Personal information
- Born: June 21, 1970 (age 56) Kalamazoo, Michigan, U.S.
- Listed height: 6 ft 1 in (1.85 m)
- Listed weight: 185 lb (84 kg)

Career information
- High school: Kalamazoo Central High School
- College: Wayne State University
- Position: Point guard

Career highlights
- Israeli Basketball Premier League Quintet (2001-02);

= Danny Lewis (basketball) =

American-English basketball player

Danny Lewis (born June 21, 1970) is an American-English former basketball player. He played the point guard position. In 2001-02 he was named to the Israeli Basketball Premier League Quintet.

==Biography==

Lewis is from Kalamazoo, Michigan. He is a nephew of former NBA player Reggie Lewis, who played for the Boston Celtics. He also became a British citizen in 2000. Lewis is 6 ft 1 in tall, and weighs 185 lb.

He attended and played basketball for Kalamazoo Central High School. In 1988 Lewis was All-City, All-League, and All-State.

Lewis then attended and played basketball for Wayne State University ('93) in Michigan. In 1991-92 he was Second Team All-Great Lakes Intercollegiate Athletic Conference. In a game in January 1993 he set a school record with seven steals, and in a game in February 1993 he set a school record with 13 three-pointers made. In 1992-93 he was First Team All-GLIAC, and named to the 1993 NCAA Division II men's basketball tournament Team. As of 2006 he was fifth in school history in scoring average (18.1 points per game). In 2006 the Wayne State Athletic Department named him one of the top 30 men's basketball players in school history.

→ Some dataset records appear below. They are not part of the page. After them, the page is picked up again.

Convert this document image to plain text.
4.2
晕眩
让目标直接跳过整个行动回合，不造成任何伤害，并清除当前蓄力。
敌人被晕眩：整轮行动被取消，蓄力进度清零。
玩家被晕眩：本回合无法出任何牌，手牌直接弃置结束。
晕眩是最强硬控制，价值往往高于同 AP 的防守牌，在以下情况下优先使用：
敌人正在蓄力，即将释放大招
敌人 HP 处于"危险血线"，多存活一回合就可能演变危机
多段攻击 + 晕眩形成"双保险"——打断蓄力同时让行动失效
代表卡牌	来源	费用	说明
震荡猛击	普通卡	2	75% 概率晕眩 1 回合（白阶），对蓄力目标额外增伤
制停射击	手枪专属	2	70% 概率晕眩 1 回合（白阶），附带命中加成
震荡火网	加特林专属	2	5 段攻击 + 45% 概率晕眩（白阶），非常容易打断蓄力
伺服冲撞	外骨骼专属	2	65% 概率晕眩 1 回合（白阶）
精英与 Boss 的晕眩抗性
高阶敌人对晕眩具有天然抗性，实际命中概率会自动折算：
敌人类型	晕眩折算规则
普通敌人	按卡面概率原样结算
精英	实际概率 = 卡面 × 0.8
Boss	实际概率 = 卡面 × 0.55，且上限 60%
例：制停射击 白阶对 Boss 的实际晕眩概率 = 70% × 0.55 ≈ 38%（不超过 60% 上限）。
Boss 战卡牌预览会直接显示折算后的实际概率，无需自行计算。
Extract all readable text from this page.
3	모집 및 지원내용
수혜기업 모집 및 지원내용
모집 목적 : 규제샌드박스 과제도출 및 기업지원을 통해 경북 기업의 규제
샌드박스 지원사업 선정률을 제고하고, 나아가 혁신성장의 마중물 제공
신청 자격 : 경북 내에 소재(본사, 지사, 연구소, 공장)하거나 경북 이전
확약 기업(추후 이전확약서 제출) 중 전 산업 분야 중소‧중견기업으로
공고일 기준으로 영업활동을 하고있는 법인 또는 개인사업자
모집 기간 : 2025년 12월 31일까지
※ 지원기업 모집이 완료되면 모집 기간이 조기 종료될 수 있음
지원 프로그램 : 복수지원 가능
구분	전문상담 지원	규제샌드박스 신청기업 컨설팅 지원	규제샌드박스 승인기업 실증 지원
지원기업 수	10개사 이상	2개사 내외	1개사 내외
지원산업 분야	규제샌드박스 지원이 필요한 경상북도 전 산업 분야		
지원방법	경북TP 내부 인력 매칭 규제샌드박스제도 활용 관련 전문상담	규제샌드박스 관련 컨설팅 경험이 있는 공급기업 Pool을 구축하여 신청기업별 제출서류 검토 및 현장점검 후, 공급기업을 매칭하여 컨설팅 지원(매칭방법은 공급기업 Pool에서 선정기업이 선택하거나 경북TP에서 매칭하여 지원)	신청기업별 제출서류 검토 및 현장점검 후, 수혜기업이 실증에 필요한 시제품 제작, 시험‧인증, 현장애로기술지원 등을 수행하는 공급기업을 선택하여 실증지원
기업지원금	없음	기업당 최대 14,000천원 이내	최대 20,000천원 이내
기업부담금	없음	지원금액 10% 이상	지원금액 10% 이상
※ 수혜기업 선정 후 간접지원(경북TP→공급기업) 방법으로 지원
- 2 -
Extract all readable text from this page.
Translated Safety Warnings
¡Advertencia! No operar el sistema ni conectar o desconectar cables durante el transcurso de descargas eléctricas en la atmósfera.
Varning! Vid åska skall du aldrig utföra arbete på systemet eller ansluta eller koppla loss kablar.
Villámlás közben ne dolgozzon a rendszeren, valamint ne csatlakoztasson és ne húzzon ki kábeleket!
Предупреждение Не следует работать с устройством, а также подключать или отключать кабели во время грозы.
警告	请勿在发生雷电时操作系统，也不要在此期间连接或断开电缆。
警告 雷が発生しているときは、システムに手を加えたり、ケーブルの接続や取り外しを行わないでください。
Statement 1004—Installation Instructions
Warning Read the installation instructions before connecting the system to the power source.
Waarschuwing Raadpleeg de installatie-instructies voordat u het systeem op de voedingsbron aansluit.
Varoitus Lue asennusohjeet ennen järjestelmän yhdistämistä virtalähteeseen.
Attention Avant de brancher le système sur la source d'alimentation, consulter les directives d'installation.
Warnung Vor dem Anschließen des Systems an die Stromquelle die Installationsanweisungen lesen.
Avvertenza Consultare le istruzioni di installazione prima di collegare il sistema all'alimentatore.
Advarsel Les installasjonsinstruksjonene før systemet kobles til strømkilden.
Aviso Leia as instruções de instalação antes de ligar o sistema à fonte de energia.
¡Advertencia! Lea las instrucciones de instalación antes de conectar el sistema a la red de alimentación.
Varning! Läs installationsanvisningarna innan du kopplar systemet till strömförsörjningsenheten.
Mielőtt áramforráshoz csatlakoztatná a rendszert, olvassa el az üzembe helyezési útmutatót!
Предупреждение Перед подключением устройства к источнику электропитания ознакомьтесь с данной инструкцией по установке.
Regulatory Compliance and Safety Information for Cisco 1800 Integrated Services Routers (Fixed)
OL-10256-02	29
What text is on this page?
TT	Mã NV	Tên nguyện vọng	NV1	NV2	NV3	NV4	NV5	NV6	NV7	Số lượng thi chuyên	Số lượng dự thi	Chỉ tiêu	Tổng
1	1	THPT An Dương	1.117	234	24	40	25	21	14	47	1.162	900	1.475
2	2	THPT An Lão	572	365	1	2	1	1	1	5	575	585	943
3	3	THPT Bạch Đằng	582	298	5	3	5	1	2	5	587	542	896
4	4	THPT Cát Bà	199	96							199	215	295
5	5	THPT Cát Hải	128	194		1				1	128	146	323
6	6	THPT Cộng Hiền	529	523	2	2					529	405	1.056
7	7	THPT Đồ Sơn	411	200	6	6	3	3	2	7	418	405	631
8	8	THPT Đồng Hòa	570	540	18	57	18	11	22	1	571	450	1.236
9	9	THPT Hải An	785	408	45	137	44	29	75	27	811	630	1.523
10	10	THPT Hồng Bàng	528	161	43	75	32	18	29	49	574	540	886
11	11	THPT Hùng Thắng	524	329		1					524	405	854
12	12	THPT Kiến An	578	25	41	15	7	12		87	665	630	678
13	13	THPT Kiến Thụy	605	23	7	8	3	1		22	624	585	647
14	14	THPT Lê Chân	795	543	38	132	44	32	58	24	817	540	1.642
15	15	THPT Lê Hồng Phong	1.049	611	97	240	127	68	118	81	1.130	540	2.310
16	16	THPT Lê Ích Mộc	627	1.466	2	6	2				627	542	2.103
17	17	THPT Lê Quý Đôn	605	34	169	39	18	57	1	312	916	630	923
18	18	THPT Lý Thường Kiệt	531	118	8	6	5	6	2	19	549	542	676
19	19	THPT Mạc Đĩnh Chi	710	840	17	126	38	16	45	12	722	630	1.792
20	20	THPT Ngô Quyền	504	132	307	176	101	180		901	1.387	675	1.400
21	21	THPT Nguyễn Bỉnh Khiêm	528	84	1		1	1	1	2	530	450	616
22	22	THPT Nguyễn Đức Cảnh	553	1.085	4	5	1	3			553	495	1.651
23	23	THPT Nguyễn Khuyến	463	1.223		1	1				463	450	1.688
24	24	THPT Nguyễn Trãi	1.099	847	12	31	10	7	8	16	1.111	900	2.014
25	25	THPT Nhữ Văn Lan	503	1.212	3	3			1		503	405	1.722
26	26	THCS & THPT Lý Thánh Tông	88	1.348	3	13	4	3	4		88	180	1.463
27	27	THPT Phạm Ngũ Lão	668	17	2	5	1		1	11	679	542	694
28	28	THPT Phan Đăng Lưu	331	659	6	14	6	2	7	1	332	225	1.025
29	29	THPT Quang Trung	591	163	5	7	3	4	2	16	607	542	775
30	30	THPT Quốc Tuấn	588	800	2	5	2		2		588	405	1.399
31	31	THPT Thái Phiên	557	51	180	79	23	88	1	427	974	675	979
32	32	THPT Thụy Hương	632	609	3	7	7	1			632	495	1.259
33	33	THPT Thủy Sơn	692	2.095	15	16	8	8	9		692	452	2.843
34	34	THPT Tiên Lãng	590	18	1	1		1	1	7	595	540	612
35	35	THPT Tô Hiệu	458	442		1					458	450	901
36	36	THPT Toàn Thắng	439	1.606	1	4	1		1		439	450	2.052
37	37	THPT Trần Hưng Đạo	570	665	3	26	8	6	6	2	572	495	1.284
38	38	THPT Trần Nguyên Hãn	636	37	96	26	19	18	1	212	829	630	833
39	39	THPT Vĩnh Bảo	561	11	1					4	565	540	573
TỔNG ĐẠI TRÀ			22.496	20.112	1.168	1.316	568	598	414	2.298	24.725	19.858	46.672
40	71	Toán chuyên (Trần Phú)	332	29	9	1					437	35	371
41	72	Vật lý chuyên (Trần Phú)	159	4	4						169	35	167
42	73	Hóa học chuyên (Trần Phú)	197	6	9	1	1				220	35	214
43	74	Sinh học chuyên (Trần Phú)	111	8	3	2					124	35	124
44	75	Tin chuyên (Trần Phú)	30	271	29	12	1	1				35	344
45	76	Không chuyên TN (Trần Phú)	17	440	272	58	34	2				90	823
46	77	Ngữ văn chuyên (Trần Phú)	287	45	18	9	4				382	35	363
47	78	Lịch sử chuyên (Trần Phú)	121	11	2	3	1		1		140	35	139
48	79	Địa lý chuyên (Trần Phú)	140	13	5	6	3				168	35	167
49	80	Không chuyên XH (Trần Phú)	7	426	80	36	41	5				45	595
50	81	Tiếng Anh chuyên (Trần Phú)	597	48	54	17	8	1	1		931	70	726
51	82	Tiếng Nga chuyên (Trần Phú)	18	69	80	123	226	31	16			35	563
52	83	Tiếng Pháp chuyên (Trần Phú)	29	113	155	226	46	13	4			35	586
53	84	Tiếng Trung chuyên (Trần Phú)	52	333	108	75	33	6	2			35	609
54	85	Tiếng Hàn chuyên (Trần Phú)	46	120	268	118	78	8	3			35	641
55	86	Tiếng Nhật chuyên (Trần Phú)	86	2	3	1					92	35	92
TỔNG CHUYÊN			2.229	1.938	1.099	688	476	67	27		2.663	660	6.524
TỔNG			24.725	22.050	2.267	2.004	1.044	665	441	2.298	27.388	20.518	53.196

He played for a number of European teams, including London Towers (England), Leche Rio Breogan Lugo and Aqua Palma Magica (Spain), Lokomotiv Rostov (Russia), and in Poland.

Lewis also played for Ironi Ramat Gan in the Israel Basketball Premier League in 2001–02. In 2001-02 he was named to the Israeli Basketball Premier League Quintet.